Ziel dieser Methodik ist zunächst die Vereinfachung einer Problemstellung, indem sie modularisiert wird. Dies ermöglicht bei mannigfaltiger Kombination eine Vielzahl Lösungen, die nach Parametern vergleich- und bewertbar sind.

Vorgehen

  • Die Themenstellung/das Problem/die Herausforderung wird analysiert: Worum geht es im Einzelnen? Was ist zu beachten?
    Daraus ergibt sich die Frage nach Problemparametern und zu gestaltenden Komponenten (z.B. Materialität, Farbe, Größe, Zielgruppen, Umfeld, Art des Leuchtmittels, Stromzufuhr, Antrieb etc.). Parameter ergeben sich unter anderem aus dem Vergleich ähnlicher Produkte/ Analogien etc.

  • Nun wird eine Tabelle angelegt.

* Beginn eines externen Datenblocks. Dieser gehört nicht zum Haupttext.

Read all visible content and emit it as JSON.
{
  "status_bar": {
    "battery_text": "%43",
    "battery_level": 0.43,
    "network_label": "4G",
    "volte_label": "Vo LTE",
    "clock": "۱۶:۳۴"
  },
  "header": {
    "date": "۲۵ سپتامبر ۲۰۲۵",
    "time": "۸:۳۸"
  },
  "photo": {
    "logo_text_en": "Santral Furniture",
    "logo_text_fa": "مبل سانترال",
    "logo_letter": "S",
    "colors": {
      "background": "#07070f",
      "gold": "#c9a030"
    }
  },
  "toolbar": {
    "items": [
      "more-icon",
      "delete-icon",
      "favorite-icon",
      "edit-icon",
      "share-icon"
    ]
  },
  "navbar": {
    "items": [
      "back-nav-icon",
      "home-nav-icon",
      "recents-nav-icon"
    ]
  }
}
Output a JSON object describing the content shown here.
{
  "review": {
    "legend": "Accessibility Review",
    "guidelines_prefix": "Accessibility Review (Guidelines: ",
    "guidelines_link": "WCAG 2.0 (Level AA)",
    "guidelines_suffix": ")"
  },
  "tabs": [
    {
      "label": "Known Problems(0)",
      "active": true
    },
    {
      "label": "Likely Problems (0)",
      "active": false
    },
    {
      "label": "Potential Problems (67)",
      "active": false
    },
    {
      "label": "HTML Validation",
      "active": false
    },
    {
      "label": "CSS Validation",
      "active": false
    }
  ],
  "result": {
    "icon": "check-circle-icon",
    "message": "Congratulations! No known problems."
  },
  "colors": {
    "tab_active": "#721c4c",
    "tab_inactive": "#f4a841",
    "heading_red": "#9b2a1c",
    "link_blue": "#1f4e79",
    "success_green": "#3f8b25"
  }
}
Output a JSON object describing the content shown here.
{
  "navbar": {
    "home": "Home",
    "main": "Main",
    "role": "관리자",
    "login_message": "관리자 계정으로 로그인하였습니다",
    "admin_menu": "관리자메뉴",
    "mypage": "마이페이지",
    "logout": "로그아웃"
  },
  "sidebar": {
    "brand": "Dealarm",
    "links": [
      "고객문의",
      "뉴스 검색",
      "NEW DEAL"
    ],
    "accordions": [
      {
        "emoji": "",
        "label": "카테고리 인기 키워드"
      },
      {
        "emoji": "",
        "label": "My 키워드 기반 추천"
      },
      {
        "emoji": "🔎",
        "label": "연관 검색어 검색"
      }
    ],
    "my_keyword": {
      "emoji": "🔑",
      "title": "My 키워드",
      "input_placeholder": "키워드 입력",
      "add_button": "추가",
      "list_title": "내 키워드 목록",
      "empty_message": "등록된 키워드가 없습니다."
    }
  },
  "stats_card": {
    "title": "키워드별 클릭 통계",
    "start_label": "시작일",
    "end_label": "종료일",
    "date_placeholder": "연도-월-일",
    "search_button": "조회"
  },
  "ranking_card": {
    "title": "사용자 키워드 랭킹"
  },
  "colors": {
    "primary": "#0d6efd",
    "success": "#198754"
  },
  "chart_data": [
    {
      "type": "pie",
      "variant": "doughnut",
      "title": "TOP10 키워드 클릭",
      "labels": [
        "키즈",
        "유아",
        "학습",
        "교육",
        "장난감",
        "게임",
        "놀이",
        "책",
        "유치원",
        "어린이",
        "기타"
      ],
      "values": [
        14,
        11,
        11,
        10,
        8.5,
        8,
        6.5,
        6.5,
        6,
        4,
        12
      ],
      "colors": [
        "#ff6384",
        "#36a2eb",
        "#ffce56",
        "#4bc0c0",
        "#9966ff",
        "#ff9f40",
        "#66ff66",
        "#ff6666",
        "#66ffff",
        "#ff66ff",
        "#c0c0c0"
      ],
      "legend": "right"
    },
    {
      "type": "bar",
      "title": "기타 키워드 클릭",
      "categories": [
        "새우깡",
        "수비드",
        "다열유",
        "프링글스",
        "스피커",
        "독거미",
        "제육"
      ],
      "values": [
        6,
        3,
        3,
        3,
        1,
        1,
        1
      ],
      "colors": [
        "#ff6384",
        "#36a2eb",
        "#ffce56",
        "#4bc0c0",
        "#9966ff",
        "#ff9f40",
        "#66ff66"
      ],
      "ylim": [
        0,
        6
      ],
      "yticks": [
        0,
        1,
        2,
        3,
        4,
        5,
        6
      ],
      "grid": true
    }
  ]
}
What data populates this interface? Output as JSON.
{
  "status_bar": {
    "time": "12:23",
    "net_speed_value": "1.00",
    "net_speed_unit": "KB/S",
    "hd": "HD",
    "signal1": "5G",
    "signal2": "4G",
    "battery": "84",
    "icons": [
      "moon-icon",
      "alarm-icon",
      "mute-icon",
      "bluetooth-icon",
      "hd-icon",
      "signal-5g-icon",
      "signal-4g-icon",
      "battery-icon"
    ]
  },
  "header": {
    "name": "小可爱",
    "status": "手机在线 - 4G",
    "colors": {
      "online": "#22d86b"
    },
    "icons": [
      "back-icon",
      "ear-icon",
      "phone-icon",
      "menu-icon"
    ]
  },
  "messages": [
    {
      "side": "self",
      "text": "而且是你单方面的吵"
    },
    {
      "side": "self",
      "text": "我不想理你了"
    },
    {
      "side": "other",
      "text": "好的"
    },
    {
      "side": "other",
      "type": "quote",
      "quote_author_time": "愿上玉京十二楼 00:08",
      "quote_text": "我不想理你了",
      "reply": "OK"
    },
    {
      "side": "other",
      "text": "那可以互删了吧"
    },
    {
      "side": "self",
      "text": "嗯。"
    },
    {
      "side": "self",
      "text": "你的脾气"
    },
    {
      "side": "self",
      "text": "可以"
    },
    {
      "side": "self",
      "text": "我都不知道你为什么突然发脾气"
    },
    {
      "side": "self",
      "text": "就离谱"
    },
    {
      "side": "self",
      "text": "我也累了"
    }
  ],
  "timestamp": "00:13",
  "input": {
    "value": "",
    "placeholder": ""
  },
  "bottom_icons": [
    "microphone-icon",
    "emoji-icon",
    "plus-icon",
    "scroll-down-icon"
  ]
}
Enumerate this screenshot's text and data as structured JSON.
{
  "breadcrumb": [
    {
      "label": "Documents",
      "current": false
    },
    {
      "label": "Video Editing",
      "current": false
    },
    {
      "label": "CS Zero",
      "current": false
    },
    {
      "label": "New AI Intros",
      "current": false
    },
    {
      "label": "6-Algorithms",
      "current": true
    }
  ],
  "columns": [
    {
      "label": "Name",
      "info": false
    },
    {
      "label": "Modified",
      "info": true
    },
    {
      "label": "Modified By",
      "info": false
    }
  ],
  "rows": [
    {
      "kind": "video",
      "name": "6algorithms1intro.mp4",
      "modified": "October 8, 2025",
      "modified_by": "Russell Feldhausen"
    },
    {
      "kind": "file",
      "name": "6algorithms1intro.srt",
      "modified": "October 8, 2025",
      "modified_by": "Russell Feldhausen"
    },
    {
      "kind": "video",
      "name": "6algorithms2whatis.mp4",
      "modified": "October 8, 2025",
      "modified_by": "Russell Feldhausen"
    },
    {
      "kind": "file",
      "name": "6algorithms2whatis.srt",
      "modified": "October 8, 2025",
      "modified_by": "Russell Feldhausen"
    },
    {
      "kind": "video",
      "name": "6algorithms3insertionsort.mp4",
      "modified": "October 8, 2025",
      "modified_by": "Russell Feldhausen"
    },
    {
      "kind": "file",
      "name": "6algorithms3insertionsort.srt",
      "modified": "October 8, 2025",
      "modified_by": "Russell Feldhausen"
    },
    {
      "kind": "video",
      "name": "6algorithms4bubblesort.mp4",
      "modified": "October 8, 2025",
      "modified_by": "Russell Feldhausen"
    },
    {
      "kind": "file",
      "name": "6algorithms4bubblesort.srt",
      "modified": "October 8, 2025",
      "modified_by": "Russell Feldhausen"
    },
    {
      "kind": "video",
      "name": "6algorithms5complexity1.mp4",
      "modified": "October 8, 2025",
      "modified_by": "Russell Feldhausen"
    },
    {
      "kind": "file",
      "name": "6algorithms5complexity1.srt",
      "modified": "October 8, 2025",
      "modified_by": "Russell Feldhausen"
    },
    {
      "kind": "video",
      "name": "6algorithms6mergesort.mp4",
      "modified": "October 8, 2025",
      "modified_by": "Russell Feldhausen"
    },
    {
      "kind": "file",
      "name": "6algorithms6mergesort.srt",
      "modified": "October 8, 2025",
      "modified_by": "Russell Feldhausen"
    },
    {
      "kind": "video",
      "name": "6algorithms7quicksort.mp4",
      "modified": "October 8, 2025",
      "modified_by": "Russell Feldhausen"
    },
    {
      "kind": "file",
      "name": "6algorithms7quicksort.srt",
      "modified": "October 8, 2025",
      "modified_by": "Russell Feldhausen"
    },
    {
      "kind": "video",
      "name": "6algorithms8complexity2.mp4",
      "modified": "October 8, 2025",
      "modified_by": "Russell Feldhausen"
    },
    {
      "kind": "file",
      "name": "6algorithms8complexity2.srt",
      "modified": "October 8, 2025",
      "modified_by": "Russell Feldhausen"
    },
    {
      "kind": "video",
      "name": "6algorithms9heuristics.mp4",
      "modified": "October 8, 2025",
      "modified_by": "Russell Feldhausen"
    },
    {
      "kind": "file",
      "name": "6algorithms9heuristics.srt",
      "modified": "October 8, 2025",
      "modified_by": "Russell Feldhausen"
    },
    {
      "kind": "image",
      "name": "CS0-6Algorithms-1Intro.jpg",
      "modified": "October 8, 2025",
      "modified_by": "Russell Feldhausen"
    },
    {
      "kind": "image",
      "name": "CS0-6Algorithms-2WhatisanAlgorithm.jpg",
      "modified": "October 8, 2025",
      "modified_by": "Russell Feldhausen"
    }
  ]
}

Alle Merkmale/Parameter werden in die Tabelle eingetragen (Linke Spalte).

  • In jede Parameterzeile wird im Anschluss ungefiltert und unbewertet jedwede erdenkliche Lösung eingetragen.
    (z.B. zum Merkmal „Leuchtmittel“: Glühbirne, LED, OLED, Flamme, Glühwürmchen, phosphoreszierende Flüssigkeit, Glühdraht, Laser, Spiegel, Sonne,...
    zum Merkmal „Umfeld“: öffentlicher Raum, Wald, Keller/Garage, Wohnraum, Laden, Arztpraxis, Museum...)

  • Der nächste Schritt besteht aus der Evaluierung der Merkmale der einzelnen Möglichkeiten (z.B. ist ein Glühwürmchen ethisch vertretbar? Ist phosphoreszierende Flüssigkeit hell genug?). Falls weitere Ideen aufkommen, werden diese weiter aufgezeichnet.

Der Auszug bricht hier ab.